Das war nicht lang, aber auch nicht kurz. So mittellang eben.

Mama machte morgens viele Dinge, die sie wollte, und brauchte dafür auch viel länger als Anton. Sie nahm sich morgens zum Beispiel wirklich immer Zeit, um aufzustehen. Dann wusch sie sich und zog sich an. Sie kontrollierte Antons Schultasche, räumte die Küche auf, machte die Betten, packte Altglas oder Altpapier ein und trank eine Tasse Kaffee im Stehen. Das waren ACHT Sachen. Mindestens. Und alles in allem dauerte das sogar länger als ein ganzer kräftiger Regenschauer im April. Nach Antons Murmelrechnung hätten er und Mama also zusammen so viel Zeit haben müssen, wie es dauert, bis im April bei Regen die Gullys überlaufen. Hatten sie aber nicht. Sagte zumindest Mama.

Denn die stellte wieder ihre blöde Lieblingsfrage, während sie erst auf Antons Hasenbrot und dann auf die Uhr blickte: »Himmel, wo ist nur wieder die Zeit geblieben?« Dann zog sie die linke Augenbraue hoch, atmete tief ein und wieder aus, strich Anton über den Kopf und rief ihm aus dem Flur zu: »Hopp, hopp, Anton-Hase, hast du schon mal auf die Uhr gesehen? Bitte beeile dich, wir müssen lo-hos!«

Anton hatte natürlich nicht auf die Uhr gesehen. Warum auch? Er konnte sie ja nicht lesen. Außerdem wollte er sie nicht lesen. Er fand Uhrenlesen blöd. Und Mama fand es blöd, dass er es blöd fand. Blöd, blöd, blöd.

An Tagen wie diesen aß Anton dann schweren Herzens schnell sein Hasenbrot auf. Allerdings nie, ohne dem Hasen zuerst mit einem Extrahapps die Ohren abzubeißen.

So viel Zeit musste sein!

Dann trank er seinen letzten Schluck Kakao und zog sich seine Schleifenschuhe und seine Jacke an. Wenn er Mama im Flur begegnete, hatte die zum Glück schon wieder ihre linke Augenbraue heruntergelassen, alle ihre Taschen auf den Schultern verteilt und wartete mit dem Schlüssel klimpernd an der Wohnungstür.
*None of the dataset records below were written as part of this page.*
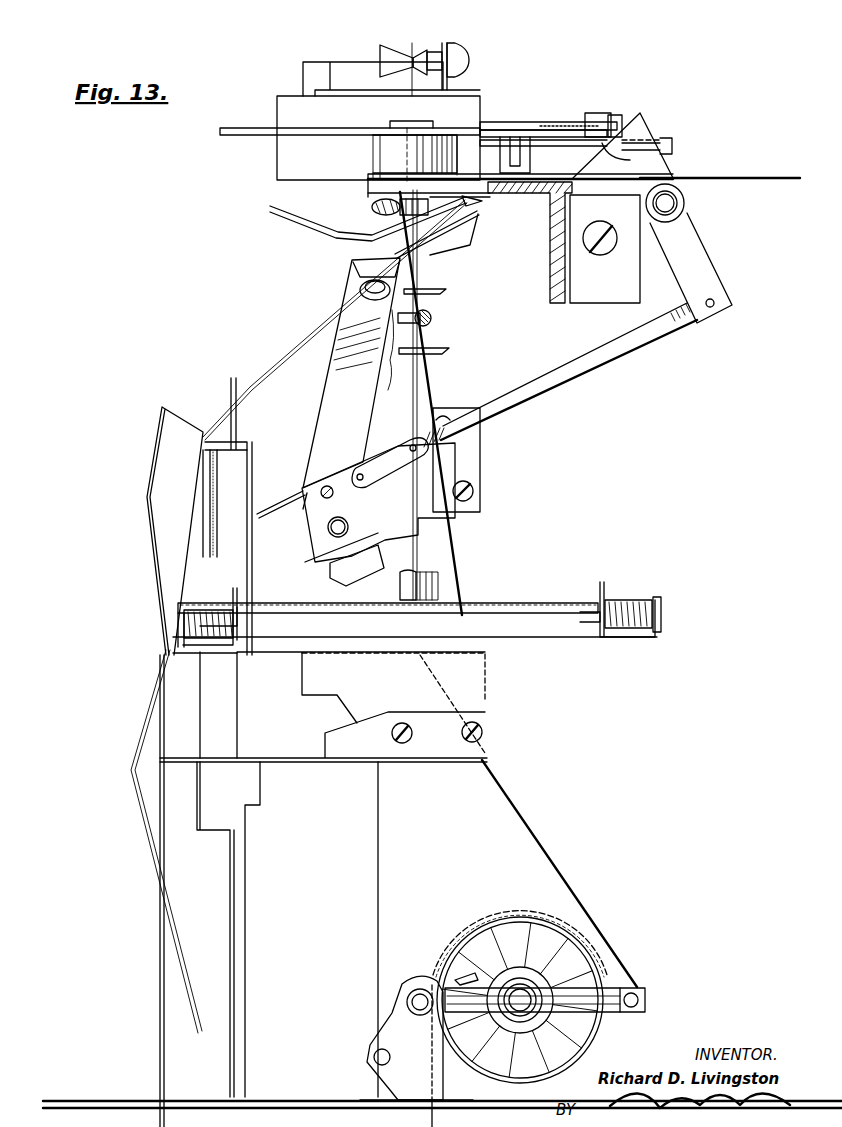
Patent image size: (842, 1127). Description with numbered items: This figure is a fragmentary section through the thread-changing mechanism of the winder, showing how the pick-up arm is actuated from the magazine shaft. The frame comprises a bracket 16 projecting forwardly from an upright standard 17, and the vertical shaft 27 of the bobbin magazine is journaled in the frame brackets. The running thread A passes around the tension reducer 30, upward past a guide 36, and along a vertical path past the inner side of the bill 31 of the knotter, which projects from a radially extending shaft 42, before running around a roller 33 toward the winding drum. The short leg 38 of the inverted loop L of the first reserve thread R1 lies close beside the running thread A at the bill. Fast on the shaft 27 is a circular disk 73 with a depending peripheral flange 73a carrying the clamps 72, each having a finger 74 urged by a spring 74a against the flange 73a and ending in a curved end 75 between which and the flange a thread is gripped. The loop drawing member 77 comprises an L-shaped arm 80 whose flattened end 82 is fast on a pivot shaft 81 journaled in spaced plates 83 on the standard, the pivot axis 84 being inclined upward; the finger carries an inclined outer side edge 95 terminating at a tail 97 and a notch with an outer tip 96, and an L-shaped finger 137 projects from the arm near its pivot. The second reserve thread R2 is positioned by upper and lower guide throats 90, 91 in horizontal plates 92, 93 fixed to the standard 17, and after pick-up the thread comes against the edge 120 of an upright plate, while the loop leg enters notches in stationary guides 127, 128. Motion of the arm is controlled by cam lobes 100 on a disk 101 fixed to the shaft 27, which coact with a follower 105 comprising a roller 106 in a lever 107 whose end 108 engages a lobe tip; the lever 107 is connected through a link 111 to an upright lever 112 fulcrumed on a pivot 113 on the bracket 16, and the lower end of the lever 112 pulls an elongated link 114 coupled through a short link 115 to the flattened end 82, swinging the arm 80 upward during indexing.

The bracket 16 is at (515, 196).
The upright standard 17 is at (760, 191).
The vertical shaft 27 is at (374, 207).
The tension reducer 30 is at (502, 903).
The knotter bill 31 is at (353, 373).
The roller 33 is at (400, 55).
The guide 36 is at (420, 656).
The short leg 38 is at (425, 405).
The radially extending shaft 42 is at (430, 324).
The clamp 72 is at (178, 624).
The circular disk 73 is at (582, 598).
The depending peripheral flange 73a is at (640, 632).
The finger 74 is at (657, 628).
The spring 74a is at (630, 598).
The finger end 75 is at (661, 606).
The loop drawing member 77 is at (455, 257).
The arm 80 is at (342, 385).
The pivot shaft 81 is at (328, 528).
The flattened end 82 is at (362, 502).
The spaced plates 83 is at (340, 566).
The pivot axis 84 is at (340, 535).
The upper guide throat 90 is at (206, 886).
The lower guide throat 91 is at (168, 758).
The upper horizontal plate 92 is at (250, 656).
The lower horizontal plate 93 is at (268, 758).
The outer side edge 95 is at (362, 234).
The outer tip 96 is at (474, 212).
The tail 97 is at (310, 226).
The cam lobes 100 is at (565, 124).
The cam disk 101 is at (262, 137).
The follower 105 is at (553, 118).
The roller 106 is at (597, 112).
The lever 107 is at (558, 147).
The lever end 108 is at (620, 114).
The link 111 is at (660, 150).
The upright lever 112 is at (692, 250).
The pivot 113 is at (665, 203).
The elongated link 114 is at (598, 368).
The short link 115 is at (382, 446).
The edge 120 is at (152, 566).
The stationary guide 127 is at (432, 292).
The stationary guide 128 is at (433, 355).
The L-shaped finger 137 is at (292, 498).
The running thread A is at (422, 534).
The inverted loop L is at (322, 332).
The first reserve thread R1 is at (456, 564).
The second reserve thread R2 is at (165, 820).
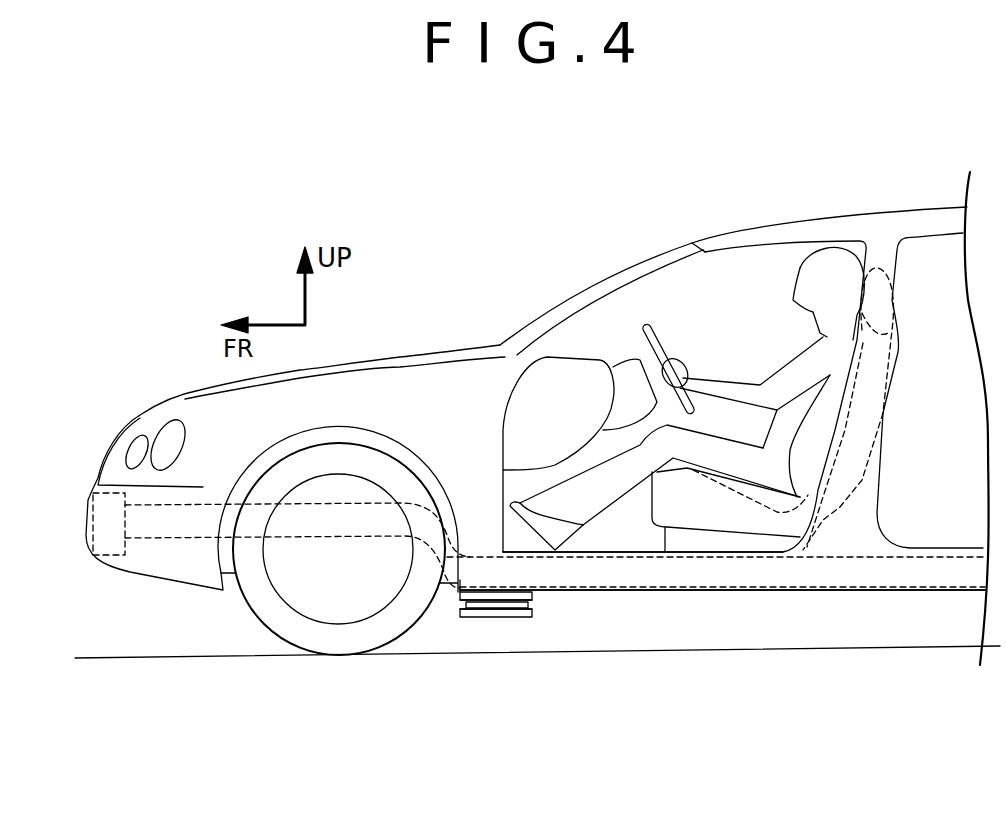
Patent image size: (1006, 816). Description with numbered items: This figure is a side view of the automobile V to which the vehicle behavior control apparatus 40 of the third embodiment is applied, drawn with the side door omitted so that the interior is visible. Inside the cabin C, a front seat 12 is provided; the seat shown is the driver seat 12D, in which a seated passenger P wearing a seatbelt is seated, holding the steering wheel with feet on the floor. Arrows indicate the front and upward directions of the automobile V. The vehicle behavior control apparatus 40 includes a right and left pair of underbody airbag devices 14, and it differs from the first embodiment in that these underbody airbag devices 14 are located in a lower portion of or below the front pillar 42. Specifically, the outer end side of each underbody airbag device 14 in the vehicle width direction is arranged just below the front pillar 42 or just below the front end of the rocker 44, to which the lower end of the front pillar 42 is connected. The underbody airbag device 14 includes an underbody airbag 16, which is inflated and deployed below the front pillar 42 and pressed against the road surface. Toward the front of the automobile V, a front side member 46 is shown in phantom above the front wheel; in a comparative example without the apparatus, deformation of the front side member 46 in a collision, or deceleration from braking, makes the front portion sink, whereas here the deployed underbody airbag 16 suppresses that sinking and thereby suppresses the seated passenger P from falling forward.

The front seat 12 is at (805, 498).
The driver seat 12D is at (903, 349).
The underbody airbag device 14 is at (515, 616).
The underbody airbag 16 is at (468, 616).
The vehicle behavior control apparatus 40 is at (559, 626).
The front pillar 42 is at (485, 432).
The rocker 44 is at (705, 575).
The front side member 46 is at (177, 515).
The seated passenger P is at (806, 257).
The automobile V is at (830, 205).
The cabin C is at (737, 307).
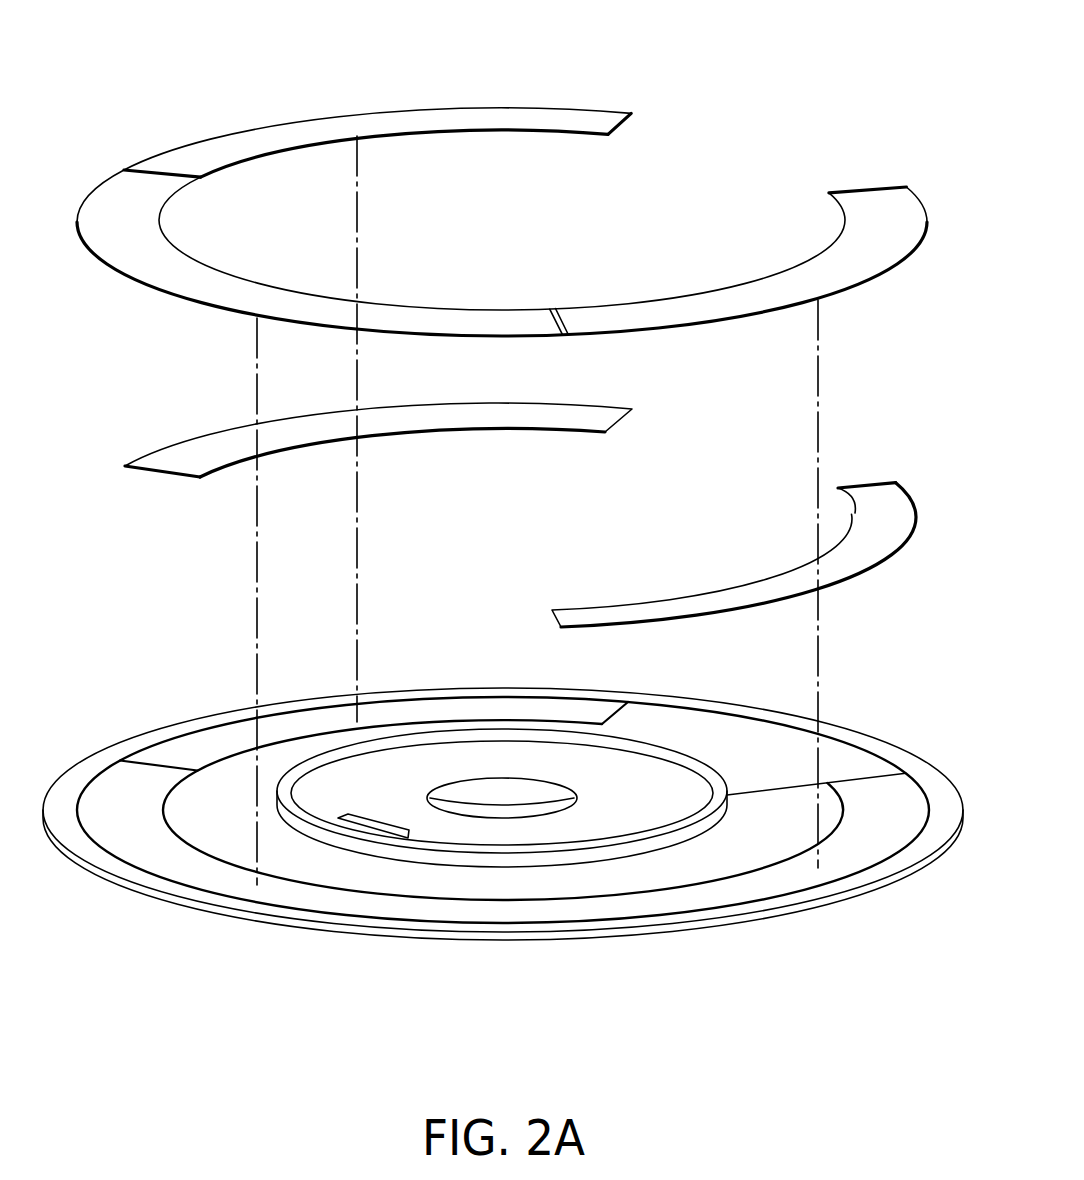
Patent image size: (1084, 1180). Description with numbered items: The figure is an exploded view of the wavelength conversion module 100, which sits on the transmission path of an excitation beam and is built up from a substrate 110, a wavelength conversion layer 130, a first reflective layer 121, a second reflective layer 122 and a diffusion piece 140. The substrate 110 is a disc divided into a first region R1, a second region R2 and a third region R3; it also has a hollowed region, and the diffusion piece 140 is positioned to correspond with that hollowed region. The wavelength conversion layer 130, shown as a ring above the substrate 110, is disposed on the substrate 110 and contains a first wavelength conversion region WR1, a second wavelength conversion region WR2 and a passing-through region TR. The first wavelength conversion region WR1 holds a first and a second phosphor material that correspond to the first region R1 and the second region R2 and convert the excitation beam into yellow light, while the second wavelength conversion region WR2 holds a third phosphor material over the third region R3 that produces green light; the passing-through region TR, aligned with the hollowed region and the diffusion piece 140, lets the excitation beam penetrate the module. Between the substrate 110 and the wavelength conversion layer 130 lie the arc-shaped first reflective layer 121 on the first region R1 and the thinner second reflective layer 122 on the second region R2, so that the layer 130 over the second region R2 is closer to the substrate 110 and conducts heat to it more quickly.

Anton zog die Tür leise hinter sich zu und folgte Mama durchs Treppenhaus. Schweigend. Bis in den zweiten Stock hinunter. Dann machte meist einer von beiden einen Witz oder stimmte ein Lied an. Und alles war wieder gut. So gut wie Mamas Gesichtsausdruck, wenn sie ihm dann erst mit dem rechten und dann mit dem linken Auge zuzwinkerte. Das sah schon echt komisch aus. Also komisch im Sinne von lustig. Und ein bisschen blöd. Aber das sagte Anton ihr nie. Er wusste ja, was sich gehörte.

Und das gehörte nicht dazu.

Alarmstufe 2

Dieses Kapitel hat 594 Wörter. Es zu lesen dauert in etwa so lange, wie heimlich zwei Stücke von der Schokotorte in dich reinzustopfen, die eigentlich dein Papa zum Geburtstag kriegen soll.

Anton hatte nie die Absicht, Alarmstufen auszulösen. Weder Alarmstufe 1 noch 2. Und doch passierte es (wenn auch ganz selten), dass aus einem normalen Morgen ein Morgen mit Alarmstufe 2 wurde. Total überraschend, überrumpelnd und überfallend.